When buyers are on the receiving end of an incentive, they usually don’t have to pay taxes on the perk. That rule doesn’t hold, however, for contest winners. “If you’re entered into a drawing for a prize when you buy a property,” explains Hicks, “you’ll have to pay income tax on the fair market value of any prize you win.”
Why don’t sellers just lower their price by the amount of the incentive? “We thought a promotion would have a broader impact than lowering the price,” says Harris. “We’ve gotten in 185 newspapers, on 140 radio stations and on four television stations all over the world.”
Agents, feeling the crunch, are looking at extreme home selling methods themselves. Some are suggesting that sellers use a bonus to entice selling agents to show and sell a home. “I’ve never been a big proponent of bonuses to selling agents,” explains Elizabeth Ballis, a broker associate at Coldwell Banker Residential Brokerage in Chicago. “I think agents should help buyers rather than another agent.”

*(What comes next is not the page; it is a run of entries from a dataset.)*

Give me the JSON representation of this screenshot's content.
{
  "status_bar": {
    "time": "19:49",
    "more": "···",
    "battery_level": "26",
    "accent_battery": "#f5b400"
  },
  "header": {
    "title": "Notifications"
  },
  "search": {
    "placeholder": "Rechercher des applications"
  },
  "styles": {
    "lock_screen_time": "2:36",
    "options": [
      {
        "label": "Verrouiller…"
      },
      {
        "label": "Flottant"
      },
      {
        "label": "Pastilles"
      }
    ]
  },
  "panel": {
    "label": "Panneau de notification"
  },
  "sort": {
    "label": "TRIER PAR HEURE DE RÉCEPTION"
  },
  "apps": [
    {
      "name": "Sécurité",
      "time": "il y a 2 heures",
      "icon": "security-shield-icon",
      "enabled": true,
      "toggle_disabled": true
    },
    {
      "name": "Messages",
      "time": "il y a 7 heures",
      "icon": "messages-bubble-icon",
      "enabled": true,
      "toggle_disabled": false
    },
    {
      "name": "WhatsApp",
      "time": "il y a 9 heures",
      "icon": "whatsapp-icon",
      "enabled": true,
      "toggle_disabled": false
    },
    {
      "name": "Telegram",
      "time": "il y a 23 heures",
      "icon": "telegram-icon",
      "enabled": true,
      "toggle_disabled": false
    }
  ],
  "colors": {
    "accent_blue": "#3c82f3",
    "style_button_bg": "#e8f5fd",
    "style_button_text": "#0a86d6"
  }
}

But Ballis has softened her position. “I just lost a sale, so I looked at the competition that sold,” she says. “It was the same price and in the same complex as my listing, but the property included a $3,000 bonus to the selling agent. So we just put a $2,500 bonus on my listing. Whether it will help sell the property, I don’t know. But let’s try it. We’re in challenging times.”
Another agent is using an open-house marathon to draw attention to a luxury listing. Dan Polimino, a broker at Fuller Sotheby’s International, will hold a 53-hour open house at a $2.8 million home in Lone Tree, Colo. Starting April 3 at noon and ending April 5 at 5 p.m., buyers can visit the home during business hours or view it online during the wee hours via five webcams. “Buyers can email me a question, get a Twitter update and follow along with me on the website,” says Polimino.
He says he’s not acting out of desperation but to capitalize on the overwhelming majority of buyers who start their home search online. “I made a commitment to all my sellers in 2009 that I wasn’t going to do things the old fashioned way,” Polimino explains. “We’re trying to think creatively in this market.”